Sunday, 16 May 2010

Ready to Rally

Lots of Airstreaming news this week...

There is less than a week to go before the Spring Rally in Cheddar. Click here for details if you haven't booked yet, or to confirm your booking and let us know when you are arriving.

Having been in our bolthole in Somerset for almost six months we are gradually gearing ourselves up to moving on to the rally site. This has been the longest we have stayed in one place since starting our travels just over two years ago. Until now, the longest we spent in one place was three weeks. Most of the time we would book in for five nights initially, and if we liked the place, or needed more time to explore the area, we would extend our stay for another few days.

I'm sure our old routines for hitching up and pitching up will soon come flooding back. It's like riding a bike, right? At least this week we will only be moving within the county of Somerset, gently easing ourselves back into the nomadic life.

When you're moving regularly you are vigilant about not accumulating excess baggage. Now we are finding that we need to have a bit of a clear out. The discipline or ruthlessness has to be re-awoken so that we can ditch clothes we don't wear, guidebooks for places we won't be returning to anytime soon, crockery that doesn't get used enough. We've got to make allowance for our new fire pit anyway, getting its first trial by fire at the rally.

Last week we made the short trip to Taunton to see American Retro Caravans. Tucked away at the end of an uninspiring road in an industrial estate sits the little ARC workshop. And it was staggering to see what was going on there. They had four vintage trailers in various stages of restoration and a team of skilled tradesmen and craftsmen beavering away on each of them. Plumbers and electricians, carpenters and metal workers, carpet layers and polishers were all industriously working, occasionally on the same trailer at the same time.

Darren and Kathy, the owners of ARC, very kindly tore themselves away from looming deadlines to show us around. They specialise in high quality restorations, as you can tell from their (very attractive) website. They oversee every aspect, from the custom-built furniture (Darren is a carpenter by trade) to the hand-crafted upholstery. Beautiful.

The same day, this very blog received it's 15,000th hit. Staggering! When we started it, shortly after deciding to buy the Airstream, we thought it might get looked at a couple of times a month by our mums. We had no idea what it would grow into, or that we'd still be writing about Airstreaming two and a half years later. Thank you to everyone who has looked in on our journey.

Finally, we saw Airstreams on the tellybox last night. Tracey sums it up (much better than I could) in her blog.

See you at the Gathering (even if it rains!).

T & P

Sunday, 2 May 2010

Tea And Empathy

It's been an Airstreamy few days. Andrew was on his way to a work thing in Dorset so made a detour to our bolthole here in Somerset. We have a lovely rural view here, which is probably one of the reasons we have stayed for a while, but an Airstream in the mix was OK too.

When we met up in the Hebrides last summer we managed a perfect afternoon tea one day.
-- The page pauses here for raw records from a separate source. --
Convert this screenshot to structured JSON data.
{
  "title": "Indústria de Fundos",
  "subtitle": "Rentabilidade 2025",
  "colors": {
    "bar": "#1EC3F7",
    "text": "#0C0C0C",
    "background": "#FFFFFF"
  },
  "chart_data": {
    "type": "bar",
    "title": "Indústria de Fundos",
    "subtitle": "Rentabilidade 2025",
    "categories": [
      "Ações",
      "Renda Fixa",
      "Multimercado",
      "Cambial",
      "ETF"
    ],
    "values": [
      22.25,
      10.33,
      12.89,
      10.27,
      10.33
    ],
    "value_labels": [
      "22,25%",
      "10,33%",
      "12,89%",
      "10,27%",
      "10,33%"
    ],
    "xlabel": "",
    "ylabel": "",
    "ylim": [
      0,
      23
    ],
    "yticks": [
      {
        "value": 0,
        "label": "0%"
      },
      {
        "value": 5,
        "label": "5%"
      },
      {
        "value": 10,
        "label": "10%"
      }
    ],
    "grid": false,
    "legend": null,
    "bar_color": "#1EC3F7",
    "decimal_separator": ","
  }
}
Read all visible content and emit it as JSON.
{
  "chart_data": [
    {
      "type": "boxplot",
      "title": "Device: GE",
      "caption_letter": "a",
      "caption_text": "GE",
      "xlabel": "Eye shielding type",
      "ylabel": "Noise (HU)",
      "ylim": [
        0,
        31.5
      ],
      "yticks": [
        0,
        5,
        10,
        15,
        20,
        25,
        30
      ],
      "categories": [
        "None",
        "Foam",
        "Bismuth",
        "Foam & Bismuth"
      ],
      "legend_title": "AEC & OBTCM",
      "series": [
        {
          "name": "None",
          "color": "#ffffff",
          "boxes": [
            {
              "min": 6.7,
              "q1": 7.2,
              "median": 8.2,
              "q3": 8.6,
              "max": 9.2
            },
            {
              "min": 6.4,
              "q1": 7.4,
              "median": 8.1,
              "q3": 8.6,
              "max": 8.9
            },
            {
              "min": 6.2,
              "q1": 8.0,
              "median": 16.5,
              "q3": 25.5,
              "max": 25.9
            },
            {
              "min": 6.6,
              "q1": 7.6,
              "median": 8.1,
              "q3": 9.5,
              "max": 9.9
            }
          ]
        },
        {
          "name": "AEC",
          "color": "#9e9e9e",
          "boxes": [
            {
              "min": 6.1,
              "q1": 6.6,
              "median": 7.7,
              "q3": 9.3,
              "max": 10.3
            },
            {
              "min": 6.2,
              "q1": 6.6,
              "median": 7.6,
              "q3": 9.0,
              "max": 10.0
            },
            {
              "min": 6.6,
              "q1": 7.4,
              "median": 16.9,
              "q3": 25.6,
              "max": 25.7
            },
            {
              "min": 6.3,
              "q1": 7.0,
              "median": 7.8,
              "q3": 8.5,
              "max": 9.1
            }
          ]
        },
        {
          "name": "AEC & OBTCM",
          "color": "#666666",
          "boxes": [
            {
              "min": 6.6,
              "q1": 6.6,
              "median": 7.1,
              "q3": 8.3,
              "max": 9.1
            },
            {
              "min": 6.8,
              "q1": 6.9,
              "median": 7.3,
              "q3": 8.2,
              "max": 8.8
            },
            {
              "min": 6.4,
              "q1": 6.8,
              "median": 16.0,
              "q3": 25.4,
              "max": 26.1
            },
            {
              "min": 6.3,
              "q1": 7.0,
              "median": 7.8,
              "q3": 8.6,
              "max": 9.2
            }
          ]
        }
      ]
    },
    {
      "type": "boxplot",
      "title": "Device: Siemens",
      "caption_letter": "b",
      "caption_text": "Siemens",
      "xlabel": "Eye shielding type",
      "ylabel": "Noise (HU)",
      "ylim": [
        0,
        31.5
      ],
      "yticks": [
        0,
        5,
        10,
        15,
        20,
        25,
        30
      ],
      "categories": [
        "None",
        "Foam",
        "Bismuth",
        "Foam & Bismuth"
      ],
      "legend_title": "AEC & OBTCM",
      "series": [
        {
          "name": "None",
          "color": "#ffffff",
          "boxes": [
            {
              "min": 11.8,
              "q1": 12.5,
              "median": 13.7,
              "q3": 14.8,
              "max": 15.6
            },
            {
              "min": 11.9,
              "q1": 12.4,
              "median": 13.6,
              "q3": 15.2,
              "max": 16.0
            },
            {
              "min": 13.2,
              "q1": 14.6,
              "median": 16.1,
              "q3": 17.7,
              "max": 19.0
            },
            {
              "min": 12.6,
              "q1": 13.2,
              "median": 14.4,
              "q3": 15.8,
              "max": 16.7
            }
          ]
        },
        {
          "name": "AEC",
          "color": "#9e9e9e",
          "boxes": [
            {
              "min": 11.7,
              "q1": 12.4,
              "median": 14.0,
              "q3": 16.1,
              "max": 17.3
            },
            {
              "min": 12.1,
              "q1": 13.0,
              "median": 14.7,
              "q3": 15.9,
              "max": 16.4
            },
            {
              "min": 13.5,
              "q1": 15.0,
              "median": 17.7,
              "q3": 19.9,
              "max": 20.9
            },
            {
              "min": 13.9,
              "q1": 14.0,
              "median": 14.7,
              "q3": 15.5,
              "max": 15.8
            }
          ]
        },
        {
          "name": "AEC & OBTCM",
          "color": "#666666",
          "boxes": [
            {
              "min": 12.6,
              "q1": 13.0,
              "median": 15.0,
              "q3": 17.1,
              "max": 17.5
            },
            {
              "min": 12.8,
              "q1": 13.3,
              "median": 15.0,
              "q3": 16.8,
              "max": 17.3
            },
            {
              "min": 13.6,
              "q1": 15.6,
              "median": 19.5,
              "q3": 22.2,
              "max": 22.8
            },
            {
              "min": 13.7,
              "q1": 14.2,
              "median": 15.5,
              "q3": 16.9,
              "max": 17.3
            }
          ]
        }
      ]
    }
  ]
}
We persuaded a young lass to reopen her shop to sell us some scones. Then we found our way into a supermarket whose entrance was cunningly disguised as a bus shelter (probably to keep the wild wind out), and there, against our expectations we found clotted cream. We already had the best strawberry jam money can buy, Tiptree Little Scarlet. I don't know why it is so good exactly. It must be the Little Scarlet strawberries themselves. Or maybe it is also the rarity with which we find it on our travels.

Well these individual, intrepidly sought ingredients married succulently into a tea orchestrated with involuntary groans of appreciation.

Here in Somerset we are much closer to the more traditionally conceived source of the cream tea. I recently read that the Cornish put cream first on their scones, then the jam, Devonians the other way round. Now we know. I go Cornish, Pete favours the Devonian way. Anyway, the scones couldn't have been fresher. For the first time since my inadequate school cookery lessons I made scones. And pretty darned good they were too. Warm, light, big. What more can I say?

You know when you try to recreate an experience and it doesn't rise to your expectations? That didn't happen.

Simon, Emma and Tilly popped round to say Hello on their way to visit family. They recently had to let their Airstream go but are still honorary Airstreamers. We have high hopes for them rejoining the clan. So there has been a lot of Airstreamy chat; new versus vintage, standard European versus wide-bodied, layout etc, etc.

And of course there's the approaching rally. So it was like a warm-up.